ORBITA et ICP dans l’angor stable : les nouvelles données d’une étude déroutante

Aude Lecrubier

28 mai 2018

Paris, France – A l’automne dernier, la publication dans le Lancet des résultats négatifs de l’étude ORBITA, la première étude à avoir évalué l’angioplastie contre placebo dans l’angor stable, a fortement agité la communauté cardiologique. Elle a d’ailleurs mené les éditorialistes de la revue à appeler à ce que toutes les recommandations soient « révisées à la baisse concernant l’indication d’angioplastie chez les patients angineux malgré un traitement médical ».
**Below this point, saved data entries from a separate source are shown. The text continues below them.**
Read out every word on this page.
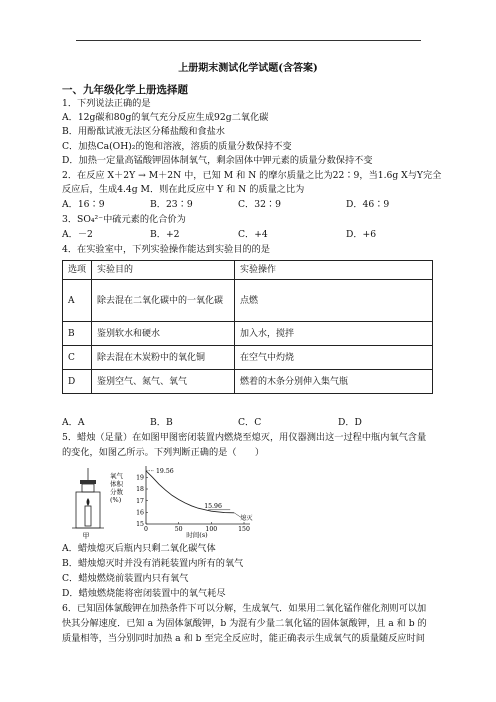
上册期末测试化学试题(含答案)
一、九年级化学上册选择题
1．下列说法正确的是
A．12g碳和80g的氧气充分反应生成92g二氧化碳
B．用酚酞试液无法区分稀盐酸和食盐水
C．加热Ca(OH)₂的饱和溶液，溶质的质量分数保持不变
D．加热一定量高锰酸钾固体制氧气，剩余固体中钾元素的质量分数保持不变
2．在反应 X＋2Y → M＋2N 中，已知 M 和 N 的摩尔质量之比为22∶9，当1.6g X与Y完全
反应后，生成4.4g M．则在此反应中 Y 和 N 的质量之比为
A．16∶9	B．23∶9	C．32∶9	D．46∶9
3．SO₄²⁻中硫元素的化合价为
A．－2	B．+2	C．+4	D．+6
4．在实验室中，下列实验操作能达到实验目的的是
选项	实验目的	实验操作
A	除去混在二氧化碳中的一氧化碳	点燃
B	鉴别软水和硬水	加入水，搅拌
C	除去混在木炭粉中的氧化铜	在空气中灼烧
D	鉴别空气、氮气、氧气	燃着的木条分别伸入集气瓶
A．A	B．B	C．C	D．D
5．蜡烛（足量）在如图甲图密闭装置内燃烧至熄灭，用仪器测出这一过程中瓶内氧气含量
的变化，如图乙所示。下列判断正确的是（　　）
甲
氧气
体积
分数
(%)
15
16
17
18
19
0	50	100	150
19.56
15.96
熄灭
时间(s)
A．蜡烛熄灭后瓶内只剩二氧化碳气体
B．蜡烛熄灭时并没有消耗装置内所有的氧气
C．蜡烛燃烧前装置内只有氧气
D．蜡烛燃烧能将密闭装置中的氧气耗尽
6．已知固体氯酸钾在加热条件下可以分解，生成氧气．如果用二氧化锰作催化剂则可以加
快其分解速度．已知 a 为固体氯酸钾，b 为混有少量二氧化锰的固体氯酸钾，且 a 和 b 的
质量相等，当分别同时加热 a 和 b 至完全反应时，能正确表示生成氧气的质量随反应时间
Une sous-analyse sur 196 patients présentée en séance plénière du congrès Euro PCR 2018 et publiée simultanément dans Circulation[1], confirme les premières données, à savoir que l’angioplastie n’améliore pas la capacité à l’exercice (critère primaire) mais, elle montre, cette fois, que l’angioplastie est associée à une réduction de l’ischémie et des symptômes. En parallèle, les résultats sur l’intérêt de mesurer les valeurs initiales de la fraction du flux de réserve (FFR) et de l’iFR (instantaneous wave-free ratio, sans injection d’adénosine) pour prédire la réponse au traitement sont mitigés.

 Moins d’ischémie et d’angor mais statu quo sur l’allongement de l’exercice

Dans cette nouvelle analyse ajustée sur les différences initiales entre les deux groupes, l’ICP améliore le score de l’échographie de stress par rapport au placebo (1,07 segment, IC95 % : 0,70 à 1,44, p<0,00001).
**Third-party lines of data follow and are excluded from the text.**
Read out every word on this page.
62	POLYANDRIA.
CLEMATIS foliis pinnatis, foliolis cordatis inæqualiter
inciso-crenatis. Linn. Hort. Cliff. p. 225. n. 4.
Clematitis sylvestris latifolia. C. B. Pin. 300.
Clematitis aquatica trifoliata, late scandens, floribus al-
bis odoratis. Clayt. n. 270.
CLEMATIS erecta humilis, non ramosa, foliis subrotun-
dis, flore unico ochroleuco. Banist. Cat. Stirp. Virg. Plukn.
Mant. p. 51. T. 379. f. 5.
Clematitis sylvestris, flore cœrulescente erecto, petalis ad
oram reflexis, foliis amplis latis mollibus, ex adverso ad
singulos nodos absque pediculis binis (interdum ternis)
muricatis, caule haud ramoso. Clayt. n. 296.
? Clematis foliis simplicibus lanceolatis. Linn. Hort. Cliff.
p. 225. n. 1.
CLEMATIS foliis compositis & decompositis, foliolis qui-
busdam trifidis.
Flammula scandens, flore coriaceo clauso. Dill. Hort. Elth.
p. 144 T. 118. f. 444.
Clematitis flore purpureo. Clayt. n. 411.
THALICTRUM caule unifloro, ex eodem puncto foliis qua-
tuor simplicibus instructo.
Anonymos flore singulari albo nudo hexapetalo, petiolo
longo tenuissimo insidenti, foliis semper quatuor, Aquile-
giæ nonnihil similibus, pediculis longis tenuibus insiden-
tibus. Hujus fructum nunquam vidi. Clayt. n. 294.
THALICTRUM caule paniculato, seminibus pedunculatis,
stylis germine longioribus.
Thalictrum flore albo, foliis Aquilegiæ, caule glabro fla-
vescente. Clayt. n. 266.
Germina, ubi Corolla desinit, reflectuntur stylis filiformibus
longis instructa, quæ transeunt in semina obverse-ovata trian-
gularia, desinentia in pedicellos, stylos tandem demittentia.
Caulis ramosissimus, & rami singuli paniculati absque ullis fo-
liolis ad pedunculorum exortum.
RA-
En revanche, l’écart entre les deux bras concernant l’allongement de la durée de l’exercice (critère primaire) passe de 38 secondes à 20 secondes mais n’est toujours pas significatif (IC95% : -4 à 45,5 ; p=0,1)
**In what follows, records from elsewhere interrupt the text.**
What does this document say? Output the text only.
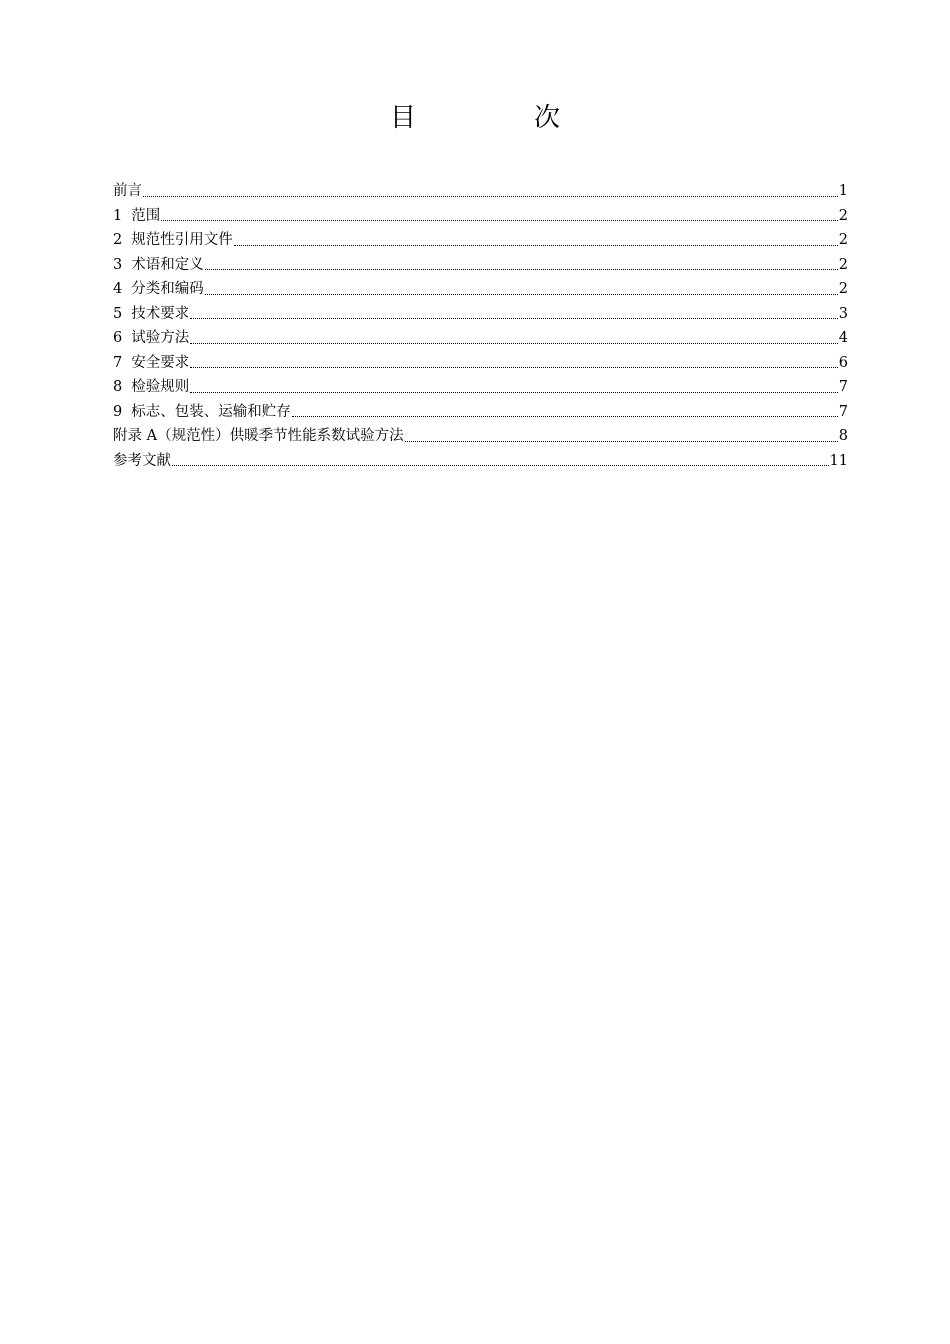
目　次
前言	1
1 范围	2
2 规范性引用文件	2
3 术语和定义	2
4 分类和编码	2
5 技术要求	3
6 试验方法	4
7 安全要求	6
8 检验规则	7
9 标志、包装、运输和贮存	7
附录 A（规范性）供暖季节性能系数试验方法	8
参考文献	11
En parallèle, une analyse non pré-spécifiée montre que le taux de patients sans angor (critère secondaire) est inférieur dans le bras ICP versus placebo : 31,5 % versus 49,5 % (RR=2,47, IC95% : 1,30 à 4,72, p=0,006).

« L’angioplastie a augmenté le nombre de patients sans angor de 20 % en valeur absolue. Pour les médecins, cela signifie qu’un patient sur 5 traité avec l’angioplastie vs placebo n’aura plus d’angor. Pour nos patients, il s’agit d’un des points les plus importants. Nous pouvons leur dire qu’ils ont plus de chance d’être sans symptômes », a commenté l’auteure principale de l’étude, le Dr Rasha Al-Lamee (MBBS, Imperial College London, United Kingdom) lors d’un entretien avec le Pr William Wijns (Irlande) sur le congrès.

 
Un patient sur 5 traité avec l’angioplastie vs placebo n’aura plus d’angor. Pour nos patients, il s’agit d’un des points les plus importants Dr Rasha Al-Lamee
 

FFR et iFR : résultats mitigés

L’objectif principal de la sous-analyse était d’évaluer si la mesure de la FFR/iFR pouvait guider le choix du traitement (ICP vs placebo). Et, il en ressort que les valeurs initiales de la FFR et de l’IFR prédisent bien la réduction de l’ischémie après angioplastie à l’échocardiographie de stress (dobutamine) avec une décroissance de la FFR (p interaction <0,00001) et de l’iFR (p interaction < 0,00001) ; sans que puisse être observé un seuil à partir duquel le bénéfice peut être clairement établi.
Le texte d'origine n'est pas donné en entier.